I am devastated, as they say it’s not despair that really does for you, it’s hope. Hoping that people actually mean what they say! It’s not just what has happened with this guy, but this is the final straw I think. I have a full life, with a good job, hobbies, friends and kids. I just had absolutely no idea how many apparently normal people there are out there who cannot be trusted when it comes to dating.

Lovemusic33 · 30/10/2017 09:39

Ruby it's hard isn't it? I often wonder if there are any genuine people out there Sad. I'm only on date 4 with my iron but there have been big gaps between dates, I'm waiting for him to vanish into thin air which makes it hard for me to feel anything towards him Sad. I think it's hard to trust anyone unless you know them really well, even then they can still turn out to be someone different.

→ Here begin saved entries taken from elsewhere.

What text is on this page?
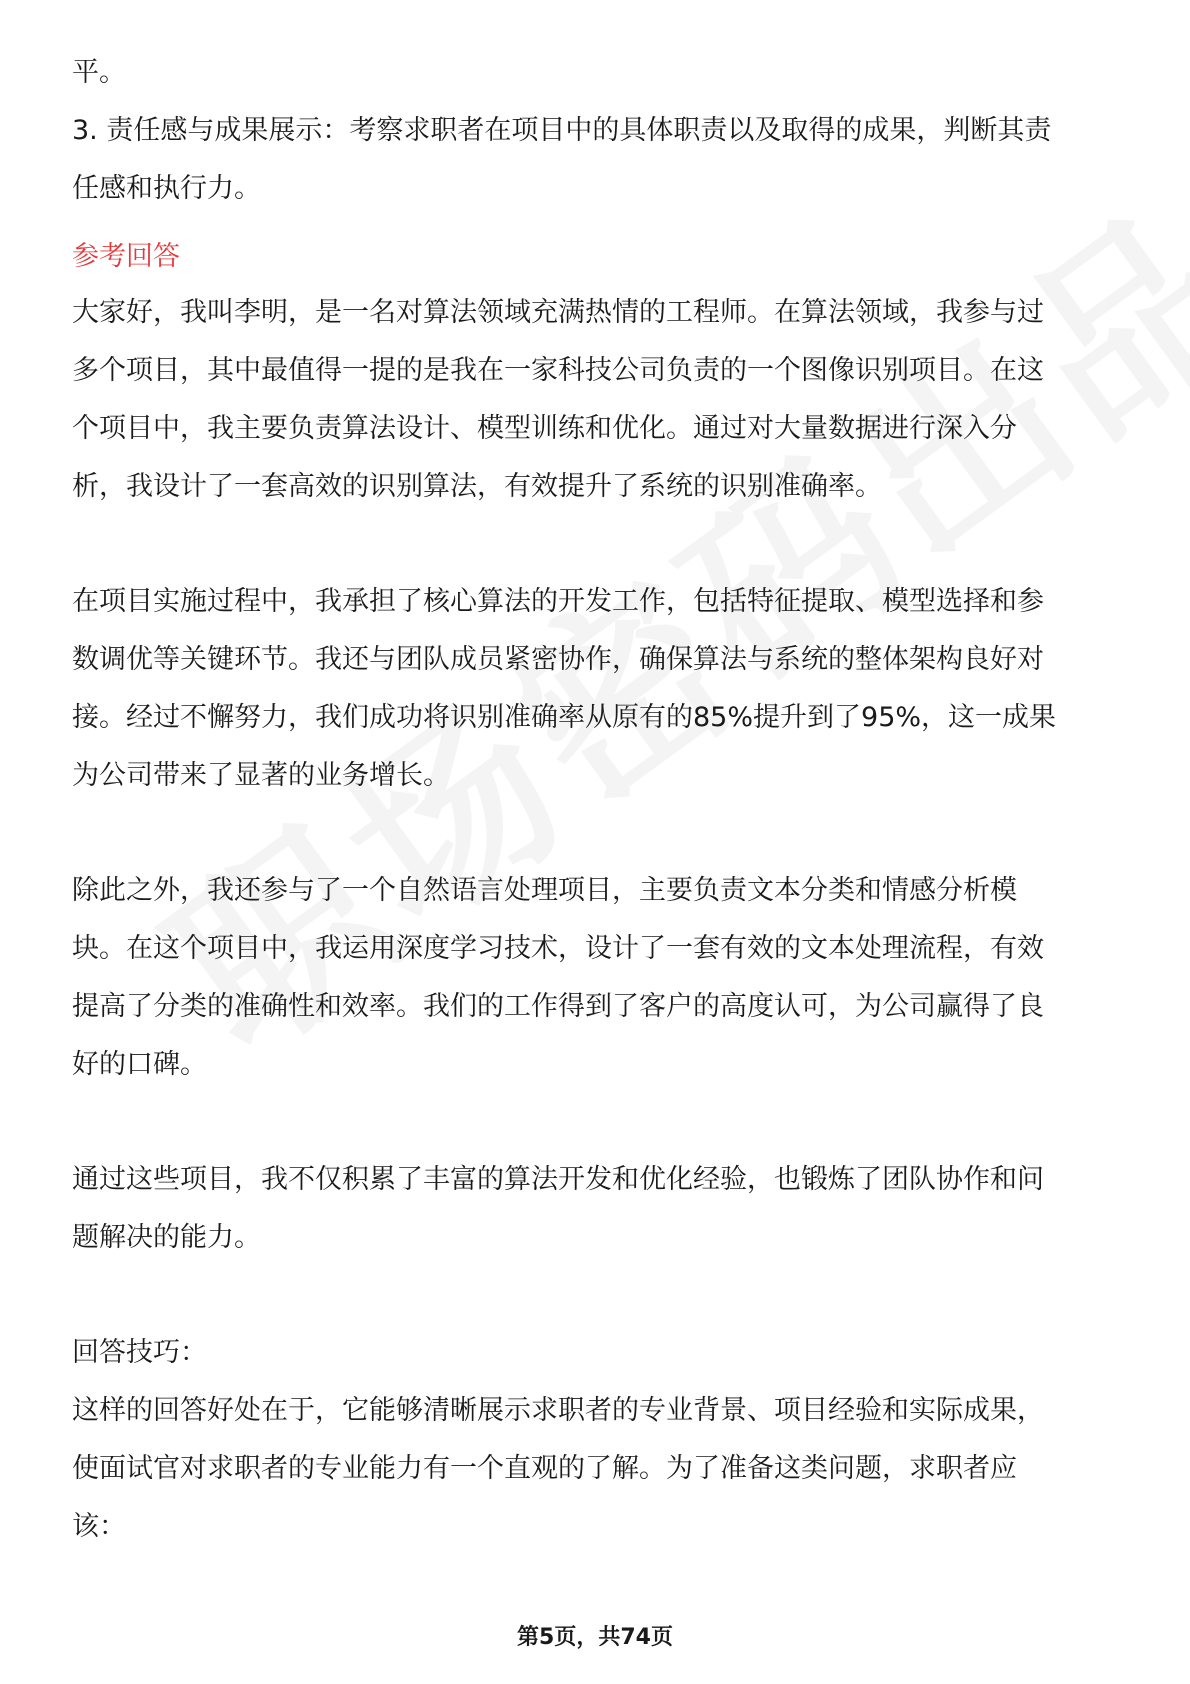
平。
3. 责任感与成果展示：考察求职者在项目中的具体职责以及取得的成果，判断其责
任感和执行力。
参考回答
大家好，我叫李明，是一名对算法领域充满热情的工程师。在算法领域，我参与过
多个项目，其中最值得一提的是我在一家科技公司负责的一个图像识别项目。在这
个项目中，我主要负责算法设计、模型训练和优化。通过对大量数据进行深入分
析，我设计了一套高效的识别算法，有效提升了系统的识别准确率。
在项目实施过程中，我承担了核心算法的开发工作，包括特征提取、模型选择和参
数调优等关键环节。我还与团队成员紧密协作，确保算法与系统的整体架构良好对
接。经过不懈努力，我们成功将识别准确率从原有的85%提升到了95%，这一成果
为公司带来了显著的业务增长。
除此之外，我还参与了一个自然语言处理项目，主要负责文本分类和情感分析模
块。在这个项目中，我运用深度学习技术，设计了一套有效的文本处理流程，有效
提高了分类的准确性和效率。我们的工作得到了客户的高度认可，为公司赢得了良
好的口碑。
通过这些项目，我不仅积累了丰富的算法开发和优化经验，也锻炼了团队协作和问
题解决的能力。
回答技巧：
这样的回答好处在于，它能够清晰展示求职者的专业背景、项目经验和实际成果，
使面试官对求职者的专业能力有一个直观的了解。为了准备这类问题，求职者应
该：
第5页，共74页
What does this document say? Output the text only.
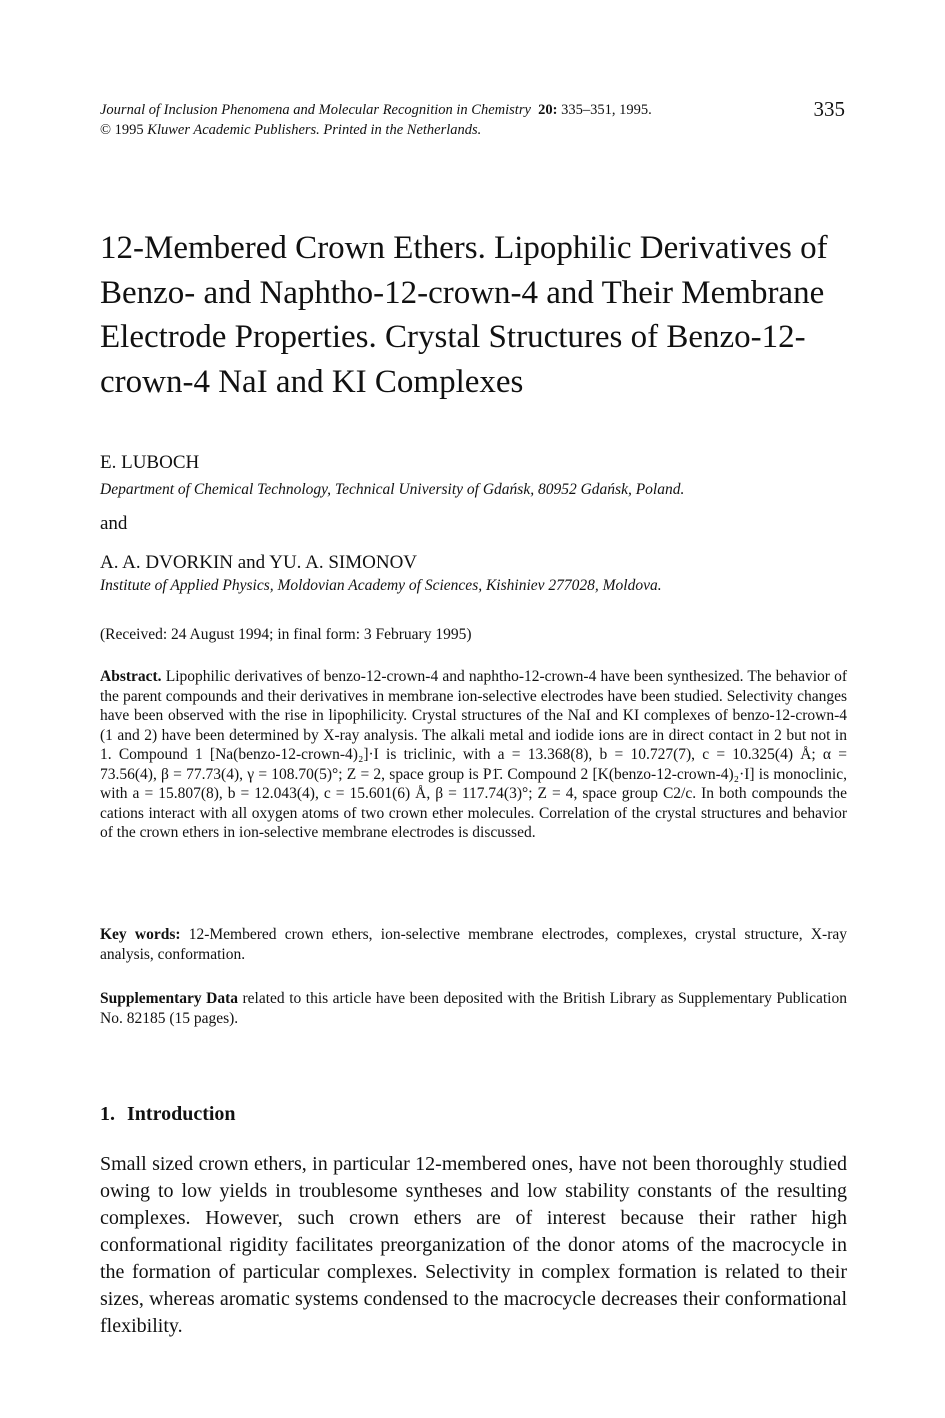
Journal of Inclusion Phenomena and Molecular Recognition in Chemistry 20: 335–351, 1995.
© 1995 Kluwer Academic Publishers. Printed in the Netherlands.
335
12-Membered Crown Ethers. Lipophilic Derivatives of Benzo- and Naphtho-12-crown-4 and Their Membrane Electrode Properties. Crystal Structures of Benzo-12-crown-4 NaI and KI Complexes
E. LUBOCH
Department of Chemical Technology, Technical University of Gdańsk, 80952 Gdańsk, Poland.
and
A. A. DVORKIN and YU. A. SIMONOV
Institute of Applied Physics, Moldovian Academy of Sciences, Kishiniev 277028, Moldova.
(Received: 24 August 1994; in final form: 3 February 1995)
Abstract. Lipophilic derivatives of benzo-12-crown-4 and naphtho-12-crown-4 have been synthesized. The behavior of the parent compounds and their derivatives in membrane ion-selective electrodes have been studied. Selectivity changes have been observed with the rise in lipophilicity. Crystal structures of the NaI and KI complexes of benzo-12-crown-4 (1 and 2) have been determined by X-ray analysis. The alkali metal and iodide ions are in direct contact in 2 but not in 1. Compound 1 [Na(benzo-12-crown-4)₂]·I is triclinic, with a = 13.368(8), b = 10.727(7), c = 10.325(4) Å; α = 73.56(4), β = 77.73(4), γ = 108.70(5)°; Z = 2, space group is P1̄. Compound 2 [K(benzo-12-crown-4)₂·I] is monoclinic, with a = 15.807(8), b = 12.043(4), c = 15.601(6) Å, β = 117.74(3)°; Z = 4, space group C2/c. In both compounds the cations interact with all oxygen atoms of two crown ether molecules. Correlation of the crystal structures and behavior of the crown ethers in ion-selective membrane electrodes is discussed.
Key words: 12-Membered crown ethers, ion-selective membrane electrodes, complexes, crystal structure, X-ray analysis, conformation.
Supplementary Data related to this article have been deposited with the British Library as Supplementary Publication No. 82185 (15 pages).
1. Introduction
Small sized crown ethers, in particular 12-membered ones, have not been thoroughly studied owing to low yields in troublesome syntheses and low stability constants of the resulting complexes. However, such crown ethers are of interest because their rather high conformational rigidity facilitates preorganization of the donor atoms of the macrocycle in the formation of particular complexes. Selectivity in complex formation is related to their sizes, whereas aromatic systems condensed to the macrocycle decreases their conformational flexibility.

PhoenixMama · 30/10/2017 09:42

Ruby darling, I think you need to calm down a wee bit. It hasn’t even been 24 hours since his last message. Ghosting means hearing nothing. Absolutely no contact or explanation - you’re not there yet. Yes his communication has tapered off or changed, but until it’s 48 hours of no contact I think you need to chill out. Sending 3 messages after he told you he’d be in touch it ott & will make you look desperate, which will
In turn push him away.

You’ve had what? 1 actual date with this guy? The rest is just fictional chit chat unless it’s backed up with actions. You can’t say you were dating him unless you actually had been on multiple dates Also, with it being long distance it was going to be even harder to make work than with someone down the road.

Every single one of us on here has been ghosted by someone we liked (and usually after a lot of chat), we know how brutally hard it is on you. But at the same time we’ve all also had to admit how overinvested in something that hadn’t found its legs yet.

I don’t think it’s strange not getting past 2 dates, Mr bbc is my first 3rd date this year, but I do think we can expect too much too soon. Even with as much as I like Mr bbc, I’m still trying to be cautious. Not messaging too much, trying to match him msg by msg, not chasing him for dates every time, giving us both time & space for it to grown, but without it over taking our thoughts. It’s bloody hard work at this stage too although the mooseburgers are delicious but there are plenty of lovely blokes out there - just look at our own Smeaton! Try not to lose hope, take a break if you need one, and remember that we’re here to help!